Alain Noah Awana
4 Juin 2009
Le colloque ouvert depuis lundi 2 juin 2009 cherche à structurer le cinéma du continent noir pour en faire une véritable industrie. Rencontres, colloques et autres festivals se tiennent depuis de longues années en Afrique pour tenter d'apporter une solution réelle aux différents problèmes qui minent le cinéma du continent. "Les Ecrans Noirs", 13ème édition, ne dérogent pas à cette règle. En marge de ce festival qui se déroule à Yaoundé, un colloque sur le " Cinéma et l'économie " a démarré lundi 1er juin au Centre culturel français François Villon (Ccffv).
La question principale étant de savoir s'il faut industrialiser le cinéma africain. L'objectif principal de ce colloque, comme l'expliquent ses organisateurs, est de trouver " enfin " le scénario idéal pour le décollage du cinéma africain. Plusieurs cinéastes reconnus ont ainsi fait le déplacement du Ccfvf. On peut citer notamment le producteur nigérian Kingsley Ogoro, Boubakar Diallo, Idrissa Ouedraogo, Robert Minangoy, Thierry Michel (réalisateur de Mobutu roi du Zaïre), etc. Tous apportent leurs expériences personnelles tout en faisant des suggestions.
C'est ce qui a fait l'essentiel des débats d'hier, 2 juin 2009. Mais, l'on a surtout parlé des expériences du Nigeria et du Burkina Faso. Des pays où, s'il n'existe pas une réelle industrie du cinéma, on est tout au moins avancé. Le Nigeria par exemple a déjà son Hollywood, en référence à Hollywood. " Nous n'avons pas une réelle industrie du cinéma comme Hollywood. Mais il y a une véritable envie de création et surtout de structuration de ce secteur dans notre pays ", explique Kingsley Ogoro. Il insiste sur le fait que le Nigeria est un modèle en Afrique en ce qui concerne la consommation interne des vidéos.
Difficultés
Seul problème à cette " éclosion " du cinéma au Nigeria : il y a trop de films vidéos sur le marché nigérian et la piraterie est très féroce. Ce n'est d'ailleurs pas un cas spécifique. Cependant, les participants au colloque de Yaoundé estiment que d'autres problèmes existent et sur lesquels l'on ne se penche pas assez. Le débat sur la professionnalisation du cinéma en Afrique est une fois de plus relancé. Très peu de professionnels sont présents sur la scène africaine, et d'ailleurs ceux qui le sont ne sont pas connus. Résultat : des productions de faible qualité tant sur le plan technique qu'artistique. Ce qui donne lieu à une consommation inférieure aux potentialités incontestables.

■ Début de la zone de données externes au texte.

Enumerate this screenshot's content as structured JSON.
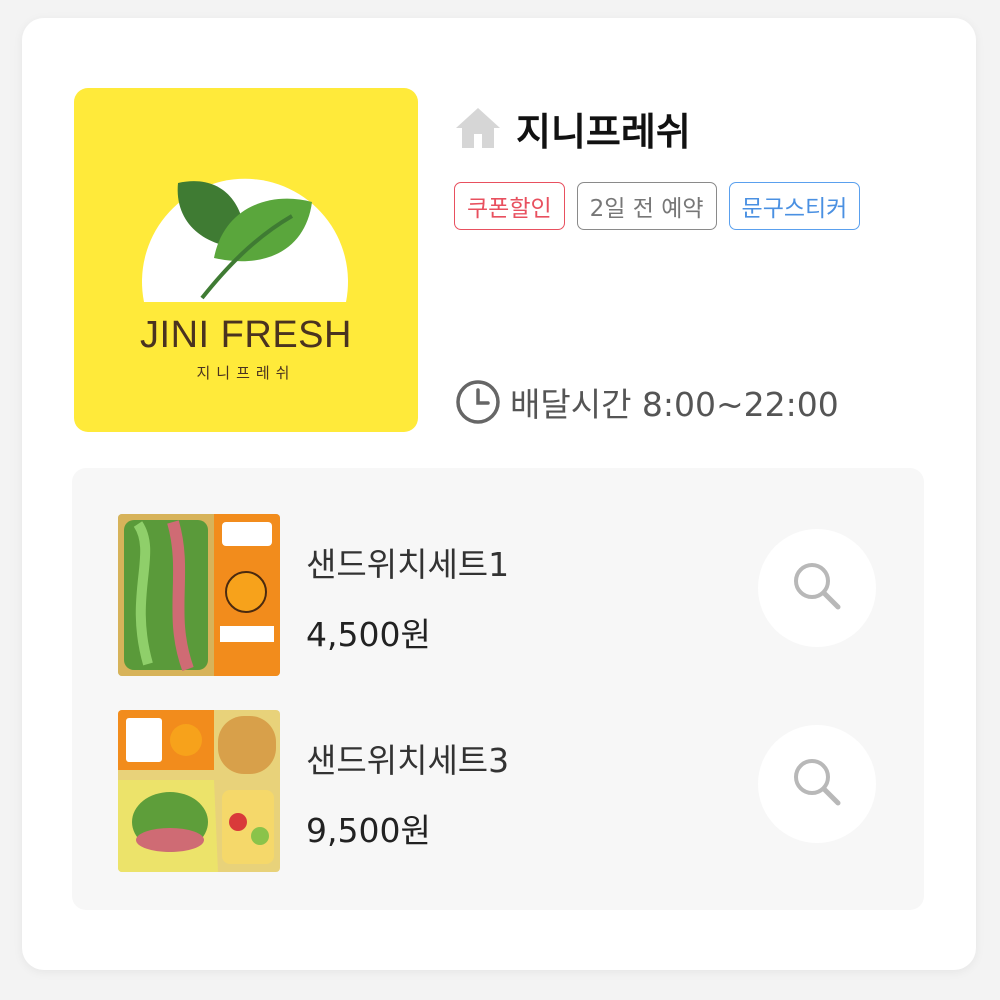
{
  "store": {
    "name": "지니프레쉬",
    "logo_text_en": "JINI FRESH",
    "logo_text_ko": "지니프레쉬",
    "home_icon": "home-icon"
  },
  "tags": [
    {
      "label": "쿠폰할인",
      "color": "#e8505f"
    },
    {
      "label": "2일 전 예약",
      "color": "#8a8a8a"
    },
    {
      "label": "문구스티커",
      "color": "#4a90e2"
    }
  ],
  "delivery": {
    "icon": "clock-icon",
    "text": "배달시간 8:00~22:00"
  },
  "menu": {
    "items": [
      {
        "name": "샌드위치세트1",
        "price": "4,500원",
        "action_icon": "search-icon"
      },
      {
        "name": "샌드위치세트3",
        "price": "9,500원",
        "action_icon": "search-icon"
      }
    ]
  },
  "colors": {
    "logo_background": "#ffea3a",
    "leaf_dark": "#3f7b33",
    "leaf_light": "#5aa63c",
    "logo_text": "#4a3320"
  }
}
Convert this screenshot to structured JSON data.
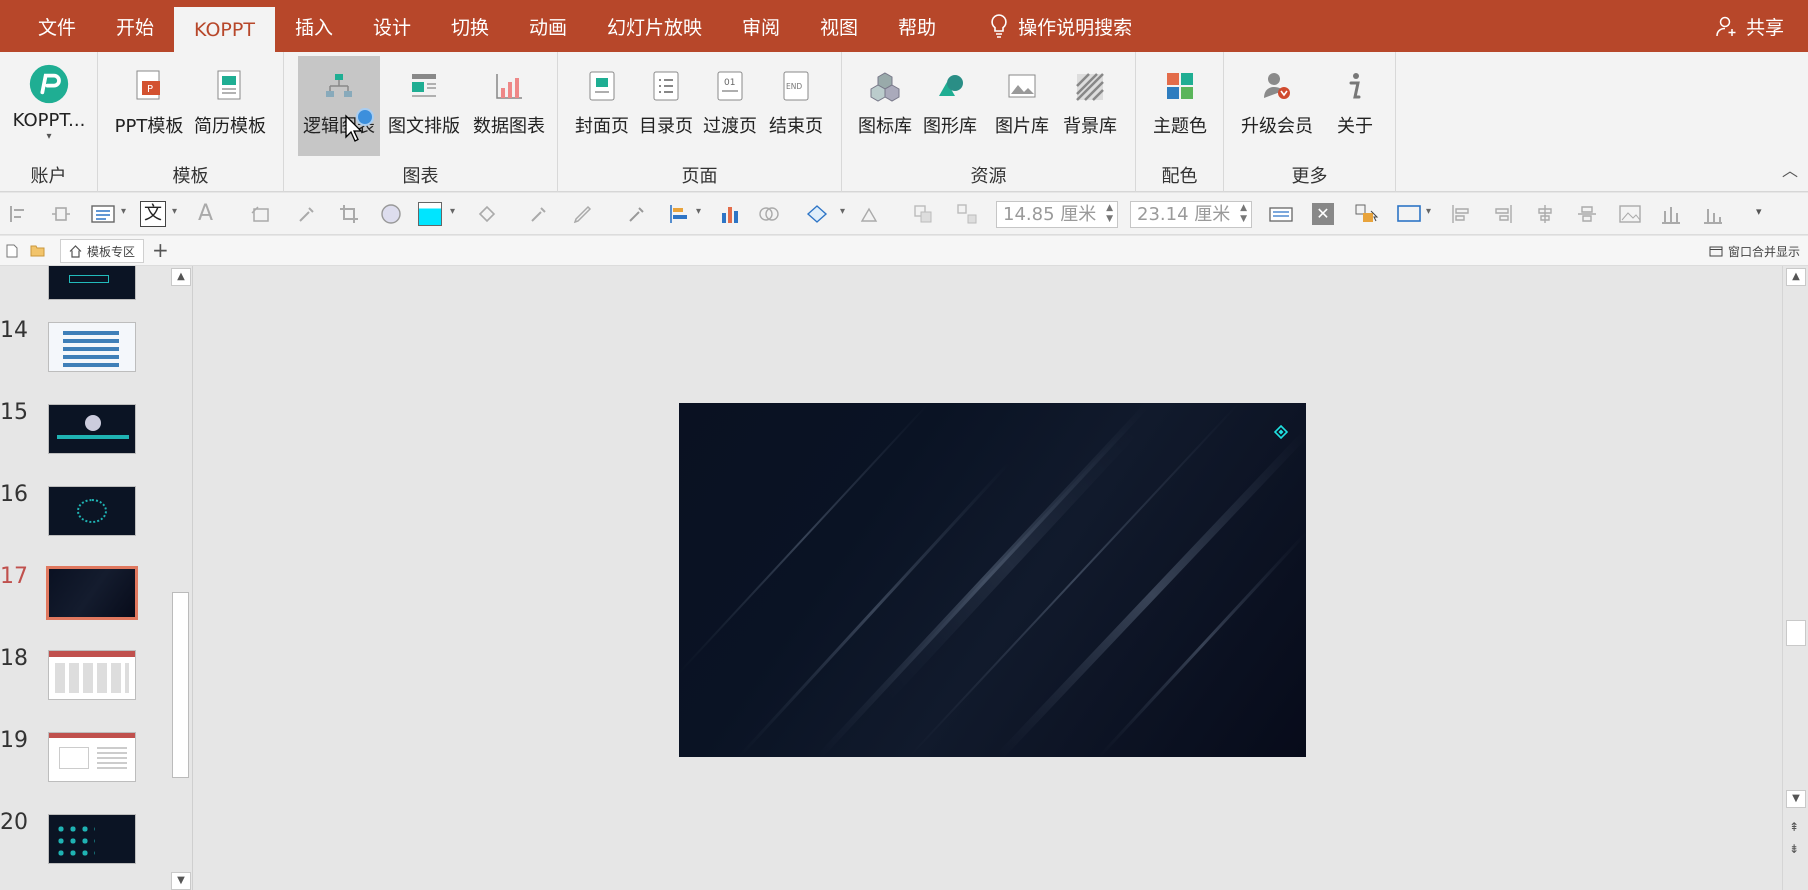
{
  "tabs": [
    {
      "label": "文件"
    },
    {
      "label": "开始"
    },
    {
      "label": "KOPPT"
    },
    {
      "label": "插入"
    },
    {
      "label": "设计"
    },
    {
      "label": "切换"
    },
    {
      "label": "动画"
    },
    {
      "label": "幻灯片放映"
    },
    {
      "label": "审阅"
    },
    {
      "label": "视图"
    },
    {
      "label": "帮助"
    }
  ],
  "tell_me": "操作说明搜索",
  "share": "共享",
  "ribbon": {
    "groups": [
      {
        "label": "账户",
        "buttons": [
          {
            "label": "KOPPT..."
          }
        ]
      },
      {
        "label": "模板",
        "buttons": [
          {
            "label": "PPT模板"
          },
          {
            "label": "简历模板"
          }
        ]
      },
      {
        "label": "图表",
        "buttons": [
          {
            "label": "逻辑图表"
          },
          {
            "label": "图文排版"
          },
          {
            "label": "数据图表"
          }
        ]
      },
      {
        "label": "页面",
        "buttons": [
          {
            "label": "封面页"
          },
          {
            "label": "目录页"
          },
          {
            "label": "过渡页"
          },
          {
            "label": "结束页"
          }
        ]
      },
      {
        "label": "资源",
        "buttons": [
          {
            "label": "图标库"
          },
          {
            "label": "图形库"
          },
          {
            "label": "图片库"
          },
          {
            "label": "背景库"
          }
        ]
      },
      {
        "label": "配色",
        "buttons": [
          {
            "label": "主题色"
          }
        ]
      },
      {
        "label": "更多",
        "buttons": [
          {
            "label": "升级会员"
          },
          {
            "label": "关于"
          }
        ]
      }
    ]
  },
  "toolbar": {
    "height_value": "14.85 厘米",
    "width_value": "23.14 厘米"
  },
  "doc_tabs": {
    "home_label": "模板专区",
    "merge_label": "窗口合并显示"
  },
  "slides": [
    {
      "number": "14"
    },
    {
      "number": "15"
    },
    {
      "number": "16"
    },
    {
      "number": "17"
    },
    {
      "number": "18"
    },
    {
      "number": "19"
    },
    {
      "number": "20"
    }
  ],
  "colors": {
    "accent": "#b7472a",
    "ribbon_bg": "#f3f3f3",
    "selected_slide": "#e0785f",
    "slide_bg": "#0a1122"
  }
}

Mais, il existe aussi d'autres blocages. C'est ainsi que le problème du doublage, technique qui permet d'avoir le même film en plusieurs langues et donc de s'attaquer à plusieurs marchés, tarde à se développer. Alors que c'est un secteur qui pourrait donner beaucoup de travail aux jeunes. Il peut également permettre de " relancer " un film sur un marché inexploité. Mais, au regard de ce qui se fait avec les films nigérians notamment, l'on est bien loin des résultats escomptés. D'autres pistes sont à explorer pour booster le cinéma africain.